09-12, 14:00–15:00 (Europe/Berlin), Workshop room II - MW 0234
This goal of this workshop is to demonstrate how spatial transcriptomics data can be used to extract subcellular insights about cell biology, primarily emphasizing analysis with Bento – a package in the Scverse ecosystem – that utilizes the SpatialData framework enabling interoperability with Scanpy and Squidpy. The workshop will briefly introduce motivations and applications of spatial transcriptomics technologies for subcellular measurements. Then we will walk through how Bento models single-molecule resolution data, computes spatial features, and finally how they are utilized for functional analysis i.e. annotating subcellular spatial patterns and domains, modeling gene colocalization, and measuring cell morphology. We will conclude with a short Q&A session for more open-ended discussion.
Learning Objectives
The participants will gain an understanding of current spatial transcriptomic technologies, including advantages and limitations of each platform. They will also gain technical insight into data modeling and feature representation in Bento and its utilization of SpatialData. Here are specific learning objectives we hope attendees will take away from this workshop:
- Comprehensive understanding of various spatial transcriptomics technologies, their capabilities, advantages, and limitations.
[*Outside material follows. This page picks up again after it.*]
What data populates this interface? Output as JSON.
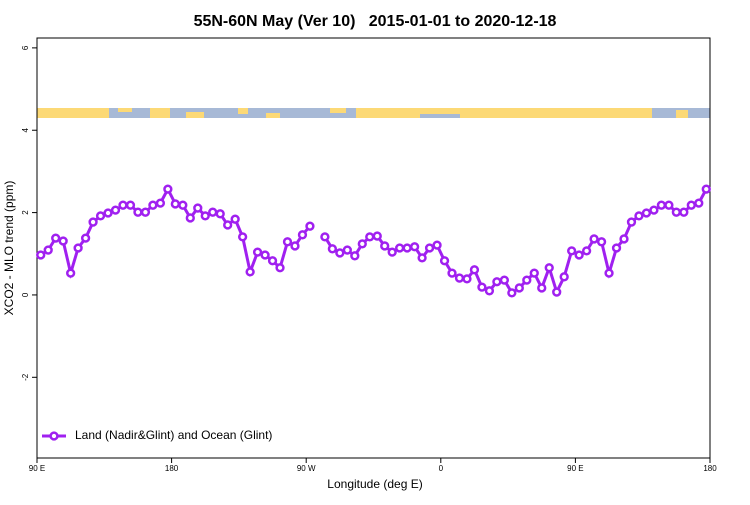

- Exposure to methods for subcellular measurements with spatial transcriptomics data to study RNA localization and dynamics.
- Understanding of challenges unique to single-molecule resolution analysis of spatial transcriptomic data in contrast to single-cell or tissue resolution analysis.
Why do we care about subcellular transcriptomic measurements? (10-15 minutes)
- Relevant Biological Concepts: RNA localization, polarization, compartmentalization, aggregation
- Spatial technologies: Explain the technology platforms that have the resolution necessary to make subcellular insights as well as the current limitations of such methods.
Computing Subcellular Feature Spaces with Bento (20-30 minutes)
- Case study: Explore methods and technical considerations such as data models, spatial indexing, and feature spaces
- Localization patterns: How to compute spatial features to annotate localization patterns for groups of molecules
- Subcellular spatial domains: Intro to RNA Flux (method in Bento), its principles, and its application in identifying spatial domains and measuring gene set enrichment in spatial transcriptomics data
No previous knowledge expected
I’m a bioinformatics scientist exploring the intersection of spatial genomics, ML/AI, and cell biology. I am currently a Postdoctoral Researcher in the Yeo Lab at UC San Diego, recently graduated from the UC San Diego Bioinformatics & Systems Biology PhD Program, co-advised by Dr. Gene Yeo and Dr. Hannah Carter. During my PhD, I created bento-tools, an open-source Python toolkit that unifies novel machine learning algorithms and statistics for studying RNA and cell biology. Outside of the lab, I enjoy spending time with my dog in sunny San Diego, CA at my favorite coffee shops and breweries.